As histórias que desde crianças escutamos, ficam cravadas nas memórias, porque criança é autêntico, sábio, na sua tonta timidez, dissimulando os adultos. Dentre tantas que,
Ouvi, e por sinal é verdadeira, gosto de saborear o sentindo dessa história, talvez seja o fato de que tenha sentimentalmente, entrado na cabeçinha da criança de olhos aflitos, e
Devorado sua curiosidade. Lá pelas bandas do sítio rochedo, entre o “limão, e conceição
Do muqui” dois pequenos distritos de Minoso do sul,os velórios naquela época eram “ponto de encontros”,onde as chaleiras enormes de café coados de hora-em-hora,juntamente com as broas de fubá minoso era deliciosamente degustados pelos companheiros e presentes do famoso” ponto de encontro” dos velórios rurais...
Sem contar a famosa “ floresta” cachaça das boas que escondida fazia companhia ao
Defunto, e assim “ “bebia o defunto”. Lá pela madrugada começa o sono brabo, devido o cansaço do árduo trabalho braçal, assim as historias iam surgindo, como casos medonhos, piadas malucas, contos de bruxarias, feitiçarias, anedotas, tudo prá espantar o sono e a fadiga... Seu Raimundo contava do rapaz pobre que queria casar com a filha do rei, este, porém ordenou ao pobre rapaz, que fosse a noite de sexta-feira da paixão, correr em volta do cruzeiro do cemitério com longas correntes prateadas, mas havia ordenado ao segundo pretendente que subisse em cima do cruzeiro, ao terceiro que depois da meia-noite surgisse com um lençol branco e gritando pelo nome de um dos pretendentes, e assim os três estão correndo até hoje do rei, da filha e das assombrações do cemitério... Conta-se também da folha da bananeira bem verde que ao reflexo dos relâmpagos na chuva em noite bem escura, que fizera o pobre Fortunato correrer léguas distantes achando ter visto “uma coisa do outro mundo”-como dizem lá, naquele tempo - são as almas penadas á vagar procurando o rumo... Esquecidos do defunto, que era um velho senhor idoso, aleijado, que pagará seus pecados, tendo nascido todo torto, e naquele tempo, não se ouvia falar em tratamento, em cadeiras - de- rodas, muito menos em fisioterapias, o pobre negro, de pernas atrofiadas, assim nasceu e assim morreu,  e nessa situação, foram chamados pelos familiares, alguns homens fortes, que depois de cuidar do corpo desfalecido, ajuntou as pernas do defunto, amarraram-nas, com grossas cordas, do pobre aleijado, num velho banco de paú apique, cobriram-no com um lençol branco, já coisa típica dos velórios, e assim com certeza até ao outro dia, no momento do enterro, as pernas do pobre já estaria bem acertadas, prá entrar no caixão de madeira bruta, revestido de tecido lilás.
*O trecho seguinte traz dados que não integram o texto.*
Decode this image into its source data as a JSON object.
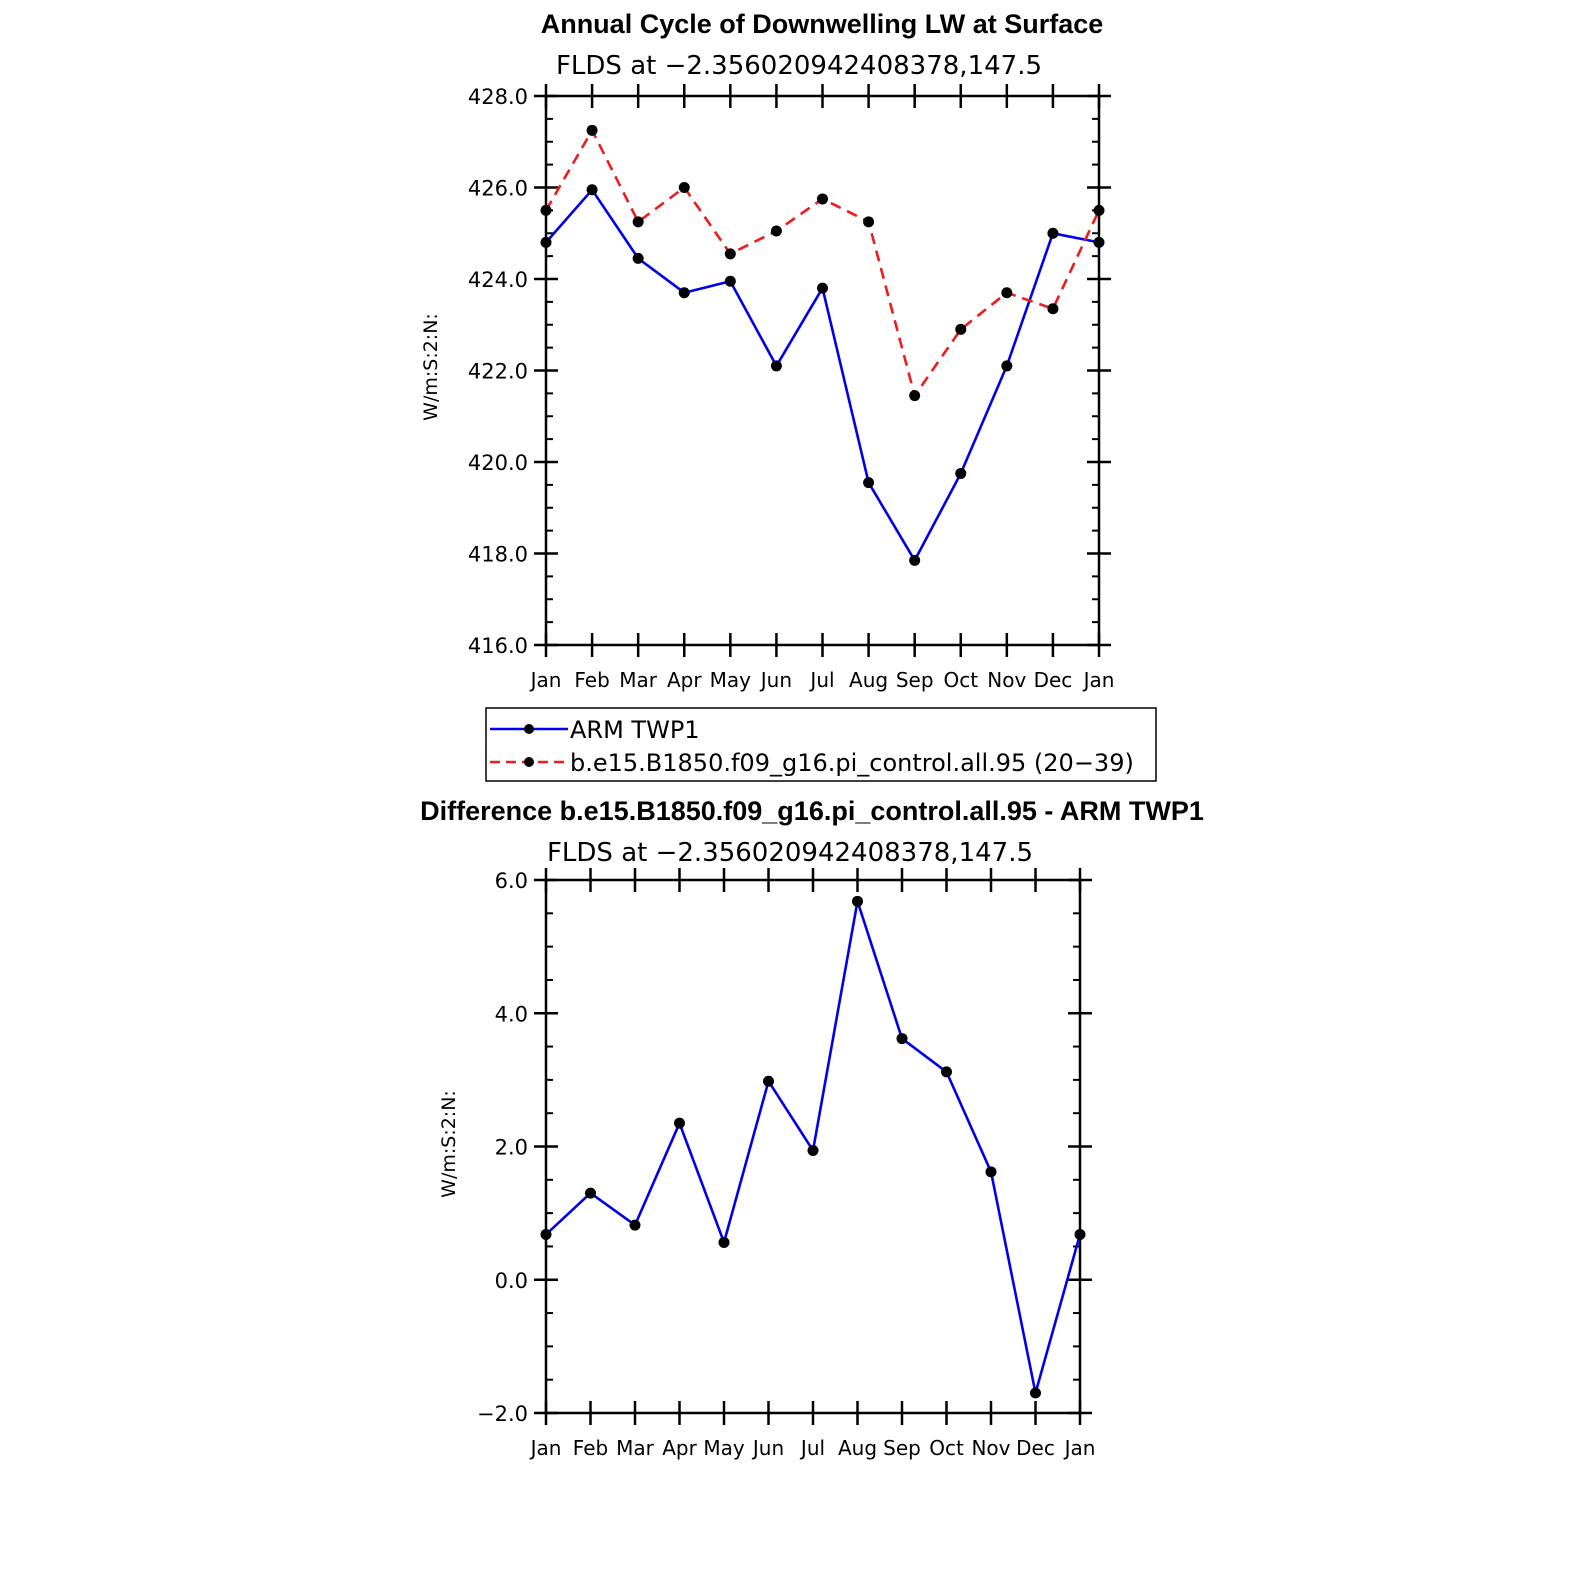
{
  "chart_data": [
    {
      "type": "line",
      "title": "Annual Cycle of Downwelling LW at Surface",
      "subtitle": "FLDS at −2.356020942408378,147.5",
      "xlabel": "",
      "ylabel": "W/m:S:2:N:",
      "categories": [
        "Jan",
        "Feb",
        "Mar",
        "Apr",
        "May",
        "Jun",
        "Jul",
        "Aug",
        "Sep",
        "Oct",
        "Nov",
        "Dec",
        "Jan"
      ],
      "ylim": [
        416.0,
        428.0
      ],
      "ytick_labels": [
        "416.0",
        "418.0",
        "420.0",
        "422.0",
        "424.0",
        "426.0",
        "428.0"
      ],
      "series": [
        {
          "name": "ARM  TWP1",
          "color": "#0000ee",
          "dash": "solid",
          "values": [
            424.8,
            425.95,
            424.45,
            423.7,
            423.95,
            422.1,
            423.8,
            419.55,
            417.85,
            419.75,
            422.1,
            425.0,
            424.8
          ]
        },
        {
          "name": "b.e15.B1850.f09_g16.pi_control.all.95 (20−39)",
          "color": "#ee1c1c",
          "dash": "dashed",
          "values": [
            425.5,
            427.25,
            425.25,
            426.0,
            424.55,
            425.05,
            425.75,
            425.25,
            421.45,
            422.9,
            423.7,
            423.35,
            425.5
          ]
        }
      ],
      "legend_position": "below"
    },
    {
      "type": "line",
      "title": "Difference b.e15.B1850.f09_g16.pi_control.all.95 - ARM TWP1",
      "subtitle": "FLDS at −2.356020942408378,147.5",
      "xlabel": "",
      "ylabel": "W/m:S:2:N:",
      "categories": [
        "Jan",
        "Feb",
        "Mar",
        "Apr",
        "May",
        "Jun",
        "Jul",
        "Aug",
        "Sep",
        "Oct",
        "Nov",
        "Dec",
        "Jan"
      ],
      "ylim": [
        -2.0,
        6.0
      ],
      "ytick_labels": [
        "−2.0",
        "0.0",
        "2.0",
        "4.0",
        "6.0"
      ],
      "series": [
        {
          "color": "#0000ee",
          "dash": "solid",
          "values": [
            0.68,
            1.3,
            0.82,
            2.35,
            0.56,
            2.98,
            1.94,
            5.68,
            3.62,
            3.12,
            1.62,
            -1.7,
            0.68
          ]
        }
      ]
    }
  ]
}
Estava amanhecendo, mas a cerração feita um veludo branco cobria toda a madrugada, dando um sentindo bem escuro, vozes e risos, piadas, contos, histórias medonhas, anedotas, tudo enfim continuará fazendo companhia ao defunto, e despercebido, um cão farejador, moribundo tanto quanto o defunto, veio dormir debaixo
Do banco, assim foi entre velho costume, roendo a grossa corda que prendia as pernas atrofiadas do pobre falecido, foi roendo... Roendo até que o negro de um metro e noventa veio a ficar sentado no banco, voltando seu estágio atrofiado... Todos correm,
Foi uma algazarra medonha dos companheiros descendo morro abaixo e dizendo que o defunto ressuscitara. O falecido ficou sozinho por longos minutos, até a família descobriu o acontecido. Naquele momento os homens e mulheres esqueceram que o velho era um aleijado. Bom! No outro dia, enterrou o baita negrão. É daí surge mais uma historia
A ser contado no próximo “ ponto de encontro. Muitos riem até hoje quando se lembra do galope que levou do negrão defunto atrofiado  que ressuscitou!